What no one tells you about major weight loss is that your friendships may change. Some, you may learn, were friendships of convenience or service, who had learned to see you as a passive receptacle for their own lives. (After all, fat people, it is assumed, cannot lead lives of our own.) As more attention is drawn to you, they may find themselves disconnecting. Like so many rom-coms taught them, you were their Fat Friend, there for comic relief or spiritual guidance, but never for your own plotline. There is plenty of discussion about the social gains of losing weight. What no one tells you about is the loss.

You might feel yourself changing. You may blossom into more extraversion, transform into the person your healing fantasies promised. But what no one tells you about major weight loss is that you might not. Your body may change, but your personality, your satisfaction, your happiness may not. You may find yourself still saddled with the same social anxiety, the same lack of confidence — whatever internal issues you grappled with before may remain. As your body changes, you might like it more, or you might feel increasingly disconnected from it.

Your size may drop, but you may find yourself in the same life you led months ago.

Your life may bloom into some glittering fantasy that you’ve been promised lo these many years. You might find the relationship, the home, the career, the life you’ve so long dreamt of. Major weight loss might be the jackpot, the skeleton key that unlocks the rest of your life. But what no one tells you about major weight loss is that it can be profoundly bittersweet. Your body may change, and your life may not transform completely, as you had so long dreamed. You may find the love of your life, but be haunted by the certainty that they never would have dated you as a fat person. You may lose weight, but find that your partner treats you the same — not at all like a love interest in a movie romance. Your size may drop, but you may find yourself in the same life you led months ago.

Weight loss may not lead you to the wondrous, Techni colour land of Oz. What no one tells you about major weight loss is that you will still need to find your way in your same old life in Kansas.

How ever it looks, whatever it weighs, your body is your body. It lulls you to sleep at night, does everything it can to heal your injuries and illnesses. It pumps oceans of blood through your veins, its tireless heart beating only for you. It isn’t perfect, but everything it does is in your service. It is built solely to care for you.

Your body is your body. It is not your character. It is not your will, your work ethic, your determination, your tenacity. Your body is not your sense of humor or your attractiveness. Your body is not your job, not your family, not your broken relationships, not your dashed hopes. Your body is not the demise of your marriage or the dead end in your career.


Despite all that magical thinking that you’ve learned over so many decades, your body is simply a body, and its size is simply a size. Your weight is not your happiness, your capacity for love, your capacity to be loved, your worth, or your worthiness. 

Major weight loss will almost certainly change aspects of your daily experience.

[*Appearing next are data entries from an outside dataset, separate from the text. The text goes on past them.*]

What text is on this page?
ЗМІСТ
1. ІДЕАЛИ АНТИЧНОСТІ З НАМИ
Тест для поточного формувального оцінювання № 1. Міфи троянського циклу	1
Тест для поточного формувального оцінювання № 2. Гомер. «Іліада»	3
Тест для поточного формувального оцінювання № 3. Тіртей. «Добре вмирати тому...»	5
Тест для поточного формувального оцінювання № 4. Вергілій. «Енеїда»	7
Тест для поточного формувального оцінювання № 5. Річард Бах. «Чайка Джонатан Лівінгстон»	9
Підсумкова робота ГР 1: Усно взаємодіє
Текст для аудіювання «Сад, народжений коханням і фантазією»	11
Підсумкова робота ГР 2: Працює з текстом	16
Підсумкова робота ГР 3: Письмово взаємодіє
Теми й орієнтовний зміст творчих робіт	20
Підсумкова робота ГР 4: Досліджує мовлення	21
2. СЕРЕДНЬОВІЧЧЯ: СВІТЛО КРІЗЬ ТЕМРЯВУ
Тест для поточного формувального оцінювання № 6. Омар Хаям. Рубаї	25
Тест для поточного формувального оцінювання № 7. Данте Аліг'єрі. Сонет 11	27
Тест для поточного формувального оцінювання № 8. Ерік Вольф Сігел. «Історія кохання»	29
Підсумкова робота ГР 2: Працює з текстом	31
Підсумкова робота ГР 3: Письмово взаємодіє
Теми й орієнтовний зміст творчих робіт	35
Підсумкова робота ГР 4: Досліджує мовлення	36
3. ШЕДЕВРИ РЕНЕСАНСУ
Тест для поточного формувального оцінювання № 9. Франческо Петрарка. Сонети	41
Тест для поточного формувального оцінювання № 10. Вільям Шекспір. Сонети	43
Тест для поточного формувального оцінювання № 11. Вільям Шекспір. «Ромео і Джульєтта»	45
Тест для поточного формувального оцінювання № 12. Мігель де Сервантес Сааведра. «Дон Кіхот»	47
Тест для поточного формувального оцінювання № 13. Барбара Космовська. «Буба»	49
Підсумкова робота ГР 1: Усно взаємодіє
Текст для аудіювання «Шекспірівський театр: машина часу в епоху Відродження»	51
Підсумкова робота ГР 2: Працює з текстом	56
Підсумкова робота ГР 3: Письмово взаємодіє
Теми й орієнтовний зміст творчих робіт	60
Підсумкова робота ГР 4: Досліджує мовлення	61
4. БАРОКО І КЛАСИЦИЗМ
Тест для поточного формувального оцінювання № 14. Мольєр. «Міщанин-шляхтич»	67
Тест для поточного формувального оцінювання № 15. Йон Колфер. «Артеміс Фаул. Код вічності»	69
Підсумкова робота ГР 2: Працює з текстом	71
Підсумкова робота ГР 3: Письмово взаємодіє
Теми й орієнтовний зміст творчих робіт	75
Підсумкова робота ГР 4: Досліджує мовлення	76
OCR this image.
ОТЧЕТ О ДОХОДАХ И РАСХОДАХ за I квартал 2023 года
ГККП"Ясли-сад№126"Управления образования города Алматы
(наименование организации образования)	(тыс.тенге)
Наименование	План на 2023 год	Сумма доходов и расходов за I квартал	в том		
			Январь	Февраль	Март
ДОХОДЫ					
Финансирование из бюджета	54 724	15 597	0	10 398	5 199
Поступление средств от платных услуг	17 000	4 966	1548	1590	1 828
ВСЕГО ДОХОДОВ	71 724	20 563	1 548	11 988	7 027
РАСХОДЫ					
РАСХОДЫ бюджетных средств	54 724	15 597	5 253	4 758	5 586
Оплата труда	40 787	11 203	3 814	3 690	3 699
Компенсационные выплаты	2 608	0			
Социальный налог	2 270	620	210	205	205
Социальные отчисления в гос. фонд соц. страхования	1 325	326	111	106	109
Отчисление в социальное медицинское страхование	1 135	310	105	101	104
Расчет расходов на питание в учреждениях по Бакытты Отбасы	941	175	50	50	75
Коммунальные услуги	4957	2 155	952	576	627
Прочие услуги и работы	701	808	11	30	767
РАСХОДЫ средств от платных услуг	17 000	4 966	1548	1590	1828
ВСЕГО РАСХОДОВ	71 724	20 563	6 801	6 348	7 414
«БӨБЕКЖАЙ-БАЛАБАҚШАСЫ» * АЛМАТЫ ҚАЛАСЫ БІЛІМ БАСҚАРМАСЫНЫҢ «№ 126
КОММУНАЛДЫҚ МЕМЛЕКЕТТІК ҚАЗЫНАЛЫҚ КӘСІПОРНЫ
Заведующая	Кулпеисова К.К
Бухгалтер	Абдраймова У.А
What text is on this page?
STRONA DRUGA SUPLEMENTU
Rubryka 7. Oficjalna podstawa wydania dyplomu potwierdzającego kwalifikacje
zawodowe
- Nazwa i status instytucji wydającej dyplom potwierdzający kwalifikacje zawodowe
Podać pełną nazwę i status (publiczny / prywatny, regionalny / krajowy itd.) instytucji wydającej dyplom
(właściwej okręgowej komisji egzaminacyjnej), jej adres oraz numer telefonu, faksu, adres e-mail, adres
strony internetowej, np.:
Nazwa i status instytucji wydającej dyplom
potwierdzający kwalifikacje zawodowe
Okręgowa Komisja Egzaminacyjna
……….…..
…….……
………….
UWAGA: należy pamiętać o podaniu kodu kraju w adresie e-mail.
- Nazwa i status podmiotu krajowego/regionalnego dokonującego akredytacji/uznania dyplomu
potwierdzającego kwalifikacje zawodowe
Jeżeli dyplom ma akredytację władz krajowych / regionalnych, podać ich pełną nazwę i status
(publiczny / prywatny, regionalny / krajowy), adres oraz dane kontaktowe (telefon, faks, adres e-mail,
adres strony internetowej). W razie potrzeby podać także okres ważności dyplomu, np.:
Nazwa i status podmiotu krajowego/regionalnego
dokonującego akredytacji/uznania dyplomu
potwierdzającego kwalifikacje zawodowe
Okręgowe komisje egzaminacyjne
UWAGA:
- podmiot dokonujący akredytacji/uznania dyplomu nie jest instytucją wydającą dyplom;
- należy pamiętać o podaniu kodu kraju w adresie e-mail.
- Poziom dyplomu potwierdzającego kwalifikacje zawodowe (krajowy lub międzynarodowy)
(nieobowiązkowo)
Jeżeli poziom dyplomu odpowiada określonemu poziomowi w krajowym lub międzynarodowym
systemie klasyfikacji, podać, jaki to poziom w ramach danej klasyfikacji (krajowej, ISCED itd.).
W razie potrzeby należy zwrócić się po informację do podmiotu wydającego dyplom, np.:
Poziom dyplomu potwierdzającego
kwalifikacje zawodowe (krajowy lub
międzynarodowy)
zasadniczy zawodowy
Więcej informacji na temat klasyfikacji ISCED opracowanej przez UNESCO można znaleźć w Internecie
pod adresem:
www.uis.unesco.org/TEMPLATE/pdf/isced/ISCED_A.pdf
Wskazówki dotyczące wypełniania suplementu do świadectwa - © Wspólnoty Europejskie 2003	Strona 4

Compliments may flow more easily with fewer caveats. Clothing may be easier to find, and more affordable. But major weight loss won’t necessarily change your life. It won’t necessarily make you more outgoing, more confident, more loved, or more lovable. It won’t suddenly, magically make you the life of the party or the bridesmaid-turned-bride. 

Major weight loss won’t solve the problems of your life. Only you can do that. It is not the skeleton key to an unblemished and happy life, not the light switch for your confidence. Major weight loss may change your body, but it cannot guarantee more than that.

Your body is your body. Your life is your life. And your life is happening now —not 20, 50, 100 pounds from now. So go live it.